Yes, but low in priorities.
To be clear, as it currently stands it's not possible to provide a custom dataset in the appropriate chat template/format in the config file? By custom dataset I mean one that is not listed on this page, but is available as a dataset on the Huggingface Hub, or locally, and follows the right template.
Just to be clear, can I use my custom dataset, stored locally in the appropriate Alpaca format, by providing it in the config file to train the model? Specifically, can I override the Lora_70B.yaml config file with my custom dataset as shown below (dataset = my_custom_dataset ) or in any other way?
tune run --nproc_per_node 2 lora_finetune_distributed --config llama3/8B_lora \
dataset = my_custom_dataset
@amitb-nuscale if you are trying to use a custom dataset builder function that returns a Dataset class in python code, then yes you can provide an override like you did (but without spaces):
dataset=module.path.to.my_custom_dataset
If you have a local file saved in the alpaca format that you want to use instead, then you need to override the source and data_files parameters:
dataset.source=csv dataset.data_files=my_data_file.csv
@RdoubleA - May be I am missing something. But changing it into dataset.source=csv dataset.data_files=my_data_file.csv is generating an expected error - alpaca_dataset() got an unexpected keyword argument 'data_files'.
When I removed the torchtune.dataset.alpaca_dataset from the config.yaml file , It states that 'NoneType' object has no attribute 'split'.
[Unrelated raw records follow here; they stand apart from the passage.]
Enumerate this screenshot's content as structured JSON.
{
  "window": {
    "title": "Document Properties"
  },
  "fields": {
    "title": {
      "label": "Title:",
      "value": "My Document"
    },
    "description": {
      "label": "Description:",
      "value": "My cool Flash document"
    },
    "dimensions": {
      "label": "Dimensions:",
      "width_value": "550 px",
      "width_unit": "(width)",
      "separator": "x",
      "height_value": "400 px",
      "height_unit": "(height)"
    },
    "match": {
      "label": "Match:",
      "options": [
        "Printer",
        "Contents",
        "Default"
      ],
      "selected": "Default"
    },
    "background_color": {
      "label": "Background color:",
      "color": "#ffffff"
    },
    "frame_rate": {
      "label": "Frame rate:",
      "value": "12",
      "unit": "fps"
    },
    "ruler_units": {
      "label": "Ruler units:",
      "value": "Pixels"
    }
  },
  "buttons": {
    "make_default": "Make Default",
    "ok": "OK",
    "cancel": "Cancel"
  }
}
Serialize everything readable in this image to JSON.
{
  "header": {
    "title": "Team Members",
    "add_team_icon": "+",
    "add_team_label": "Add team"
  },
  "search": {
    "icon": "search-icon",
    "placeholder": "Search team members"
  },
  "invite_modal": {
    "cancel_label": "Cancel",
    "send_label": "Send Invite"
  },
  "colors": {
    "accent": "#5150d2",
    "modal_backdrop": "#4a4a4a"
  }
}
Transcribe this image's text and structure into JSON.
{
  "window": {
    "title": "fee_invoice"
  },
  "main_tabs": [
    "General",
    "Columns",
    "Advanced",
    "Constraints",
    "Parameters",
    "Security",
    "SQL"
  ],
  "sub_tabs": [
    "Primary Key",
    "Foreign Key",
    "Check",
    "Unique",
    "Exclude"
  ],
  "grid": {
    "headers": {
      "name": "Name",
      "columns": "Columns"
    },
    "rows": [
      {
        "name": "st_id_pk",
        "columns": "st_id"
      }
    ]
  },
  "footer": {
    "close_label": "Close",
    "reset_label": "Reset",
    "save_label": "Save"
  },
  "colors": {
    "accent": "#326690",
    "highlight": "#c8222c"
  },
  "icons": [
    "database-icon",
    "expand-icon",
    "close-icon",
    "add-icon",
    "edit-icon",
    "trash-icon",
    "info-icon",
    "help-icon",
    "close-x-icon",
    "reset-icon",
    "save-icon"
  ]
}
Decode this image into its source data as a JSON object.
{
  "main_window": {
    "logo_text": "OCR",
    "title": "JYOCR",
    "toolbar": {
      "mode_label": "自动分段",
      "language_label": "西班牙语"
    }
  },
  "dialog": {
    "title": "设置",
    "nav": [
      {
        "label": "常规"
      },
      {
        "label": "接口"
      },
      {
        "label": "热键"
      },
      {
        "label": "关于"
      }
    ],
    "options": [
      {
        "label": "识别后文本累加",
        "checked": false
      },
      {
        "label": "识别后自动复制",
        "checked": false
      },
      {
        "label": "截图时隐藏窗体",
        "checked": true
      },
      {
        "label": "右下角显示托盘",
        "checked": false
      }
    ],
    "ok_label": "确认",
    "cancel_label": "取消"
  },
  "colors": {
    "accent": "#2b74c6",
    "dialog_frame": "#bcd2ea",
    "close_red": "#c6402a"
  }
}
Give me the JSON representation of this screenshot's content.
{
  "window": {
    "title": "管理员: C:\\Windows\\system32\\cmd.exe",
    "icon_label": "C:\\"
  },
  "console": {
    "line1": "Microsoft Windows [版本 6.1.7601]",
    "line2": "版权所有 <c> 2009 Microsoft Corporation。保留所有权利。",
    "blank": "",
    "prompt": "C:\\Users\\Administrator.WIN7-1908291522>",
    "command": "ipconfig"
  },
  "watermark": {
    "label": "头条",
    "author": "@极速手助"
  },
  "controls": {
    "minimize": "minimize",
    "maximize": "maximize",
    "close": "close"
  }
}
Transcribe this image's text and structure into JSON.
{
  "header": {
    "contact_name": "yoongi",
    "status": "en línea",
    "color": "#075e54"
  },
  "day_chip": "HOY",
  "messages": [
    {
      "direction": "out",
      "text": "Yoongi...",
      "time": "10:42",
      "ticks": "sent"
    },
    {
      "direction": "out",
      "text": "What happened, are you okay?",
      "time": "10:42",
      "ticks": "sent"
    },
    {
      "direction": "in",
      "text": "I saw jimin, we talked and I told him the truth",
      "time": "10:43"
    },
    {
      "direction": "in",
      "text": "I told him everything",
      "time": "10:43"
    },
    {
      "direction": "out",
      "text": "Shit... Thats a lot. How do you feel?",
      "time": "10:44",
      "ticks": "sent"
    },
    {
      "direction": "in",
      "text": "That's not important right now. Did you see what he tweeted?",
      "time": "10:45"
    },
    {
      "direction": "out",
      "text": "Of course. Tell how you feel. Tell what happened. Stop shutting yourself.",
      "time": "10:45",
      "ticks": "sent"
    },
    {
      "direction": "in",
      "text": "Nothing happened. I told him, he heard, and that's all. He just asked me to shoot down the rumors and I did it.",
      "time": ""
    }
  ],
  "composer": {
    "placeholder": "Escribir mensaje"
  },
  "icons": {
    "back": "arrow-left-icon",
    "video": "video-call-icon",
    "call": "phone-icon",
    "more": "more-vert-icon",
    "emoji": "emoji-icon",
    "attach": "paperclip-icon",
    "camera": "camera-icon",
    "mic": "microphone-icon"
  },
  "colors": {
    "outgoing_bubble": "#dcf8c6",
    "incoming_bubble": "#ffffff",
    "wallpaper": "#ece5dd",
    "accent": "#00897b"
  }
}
Hey @amitb-nuscale, are you still running into issues? We have since updated the tutorial on custom datasets that may address your problems. If you are still facing difficulties, would you be able to post a separate issue on it since it is unrelated? Thanks!
@joecummings @kartikayk closing this issue because based on offline discussions around iterable / streaming datasets, we will need to rely on HF Datasets APIs and load_dataset for more configuration around sharding / shuffling for iterable datasets.